Let's do some math: If there are 16 tablespoons in one cup, this means you’re actually consuming 560 calories, 40g fat, and 1,040mg sodium. Add pita bread or chips into the mix and the numbers become even more troublesome. For these reasons, it’s important to be mindful about how much hummus you’re eating, especially if you’re trying to lose weight.
The Verdict on Hummus
Hummus is a nutrient-dense spread that can be part of a healthy diet, but it's actually easy to overdo. Like just about anything we eat, moderation is key. But given that you’re likely to surpass the minuscule serving size, what can you do to make hummus a little bit healthier? Try these simple tricks:
Be wary of mindless dipping.
We’ve all committed this hummus crime, which is most likely to happen if you’re consuming it from a large container. Pre-portioning your hummus into smaller containers can help with smarter snacking. Also, try to serve hummus with crudité veggies like sliced carrots, cucumbers, or radishes as opposed to pita chips, to keep your calorie intake at a minimum.

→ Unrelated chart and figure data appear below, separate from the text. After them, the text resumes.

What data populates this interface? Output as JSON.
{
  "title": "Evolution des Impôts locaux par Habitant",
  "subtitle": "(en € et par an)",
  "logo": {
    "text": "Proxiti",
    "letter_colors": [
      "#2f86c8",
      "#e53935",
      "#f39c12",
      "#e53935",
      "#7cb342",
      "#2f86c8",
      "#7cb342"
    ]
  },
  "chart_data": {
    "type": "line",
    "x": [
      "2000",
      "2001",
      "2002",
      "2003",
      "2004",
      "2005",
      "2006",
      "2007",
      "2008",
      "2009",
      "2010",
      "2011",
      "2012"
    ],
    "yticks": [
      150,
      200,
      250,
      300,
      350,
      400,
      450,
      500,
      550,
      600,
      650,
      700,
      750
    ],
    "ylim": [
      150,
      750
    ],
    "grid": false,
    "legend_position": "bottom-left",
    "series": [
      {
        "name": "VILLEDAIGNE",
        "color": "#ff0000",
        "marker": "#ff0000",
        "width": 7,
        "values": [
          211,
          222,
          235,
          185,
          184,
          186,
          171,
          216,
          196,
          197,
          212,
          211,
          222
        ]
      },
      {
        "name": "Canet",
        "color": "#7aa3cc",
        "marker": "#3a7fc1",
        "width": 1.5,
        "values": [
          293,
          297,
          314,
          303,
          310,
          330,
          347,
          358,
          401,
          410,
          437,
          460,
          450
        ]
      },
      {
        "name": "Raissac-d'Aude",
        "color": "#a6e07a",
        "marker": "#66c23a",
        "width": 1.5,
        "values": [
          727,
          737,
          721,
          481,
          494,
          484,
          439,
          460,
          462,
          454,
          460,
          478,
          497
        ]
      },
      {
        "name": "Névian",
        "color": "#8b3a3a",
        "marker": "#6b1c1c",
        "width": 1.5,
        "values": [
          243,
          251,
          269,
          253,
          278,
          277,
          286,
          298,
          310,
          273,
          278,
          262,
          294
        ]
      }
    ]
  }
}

Make your hummus from scratch.
While several quality hummus brands exist, why not try making it from scratch? Homemade hummus is extremely easy to make, and it also gives you more control over factors like sodium (you can, for instance, use "no salt added" chickpeas, and then garnish with a fancy salt to get more flavor with less sodium). You’ll also avoid artificial ingredients that lurk in store-bought varieties like preservatives and emulsifiers. Try these easy hummus recipes to get started.
Try an alternative hummus.
Who says that hummus has to be made from chickpeas? While purists may stage a mutiny, there’s a plethora of delicious plant-based hummus alternatives out there made from ingredients like sweet potatoes, beets, edamame, black beans, and more. It may be worth exploring these hummus alternatives to see if they are a better fit for your nutrition needs.